FINANCE MINISTER MICHAEL Noonan has insisted that there is no hidden source of funds that the government can tap through new taxation measures such as a third rate of tax.
He was speaking to the Oireachtas sub-committee on finance yesterday during the committee stage of the Finance Bill when he insisted that Ireland has one of the most progressive taxation systems in Europe.
He said there was “no money tree out in the back garden” and “no magic beans” that the government could tap for money that could go towards closing the deficit.

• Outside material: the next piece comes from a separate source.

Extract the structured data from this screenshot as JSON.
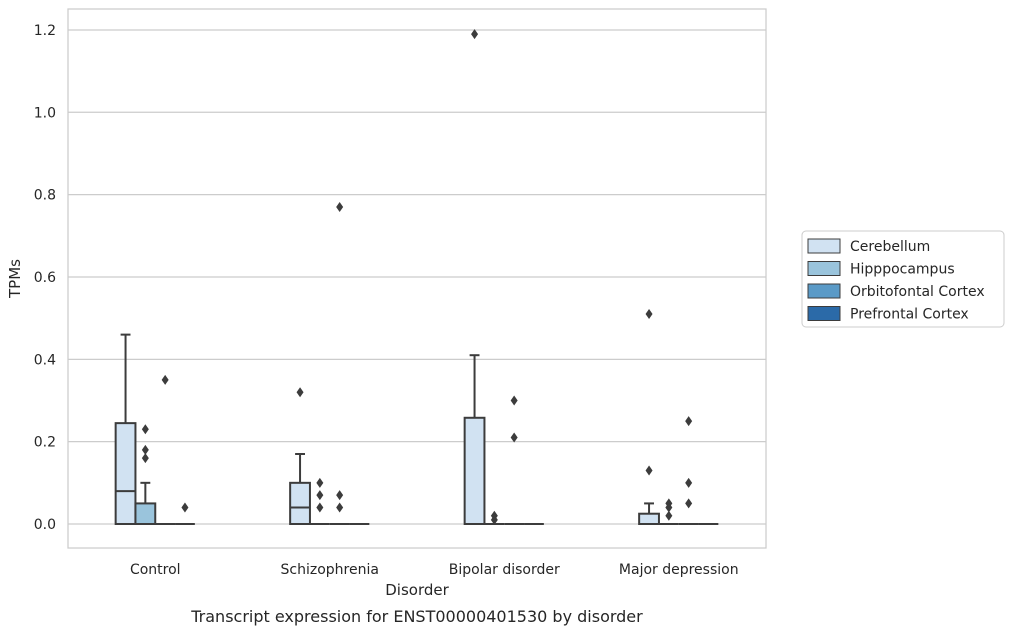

“When I say money tree or magic beans what I’m really saying is that there isn’t any unidentified source that will yield an awful lot of tax in our country,” Noonan said, adding: “It’s not there, there isn’t this hidden source of tax.”
Sinn Féin’s finance spokesperson Pearse Doherty told the Minister that a third rate of tax at 48 per cent would yield €365 million but Noonan claimed that this rate would increase the top rate of tax by 7 percentage points.
He claimed that the effective tax rate would be 59 per cent for employees and 62 per cent for the self-employed as a result of such an increase.
Noonan said that such levels of taxation would be “counter-productive” and would “cause people to do different things with their money, move out of the country, certainly it would be a tax on jobs”.
The Minister agreed with the general principle that those who are better off should pay more but claimed that European Commission research had shown that Ireland had one of the most progressive tax systems of six countries it examined.
“That’s the facts of the situation,” he said adding that Ireland’s system of taxation was “extraordinarily progressive and we can move much further in that direction.”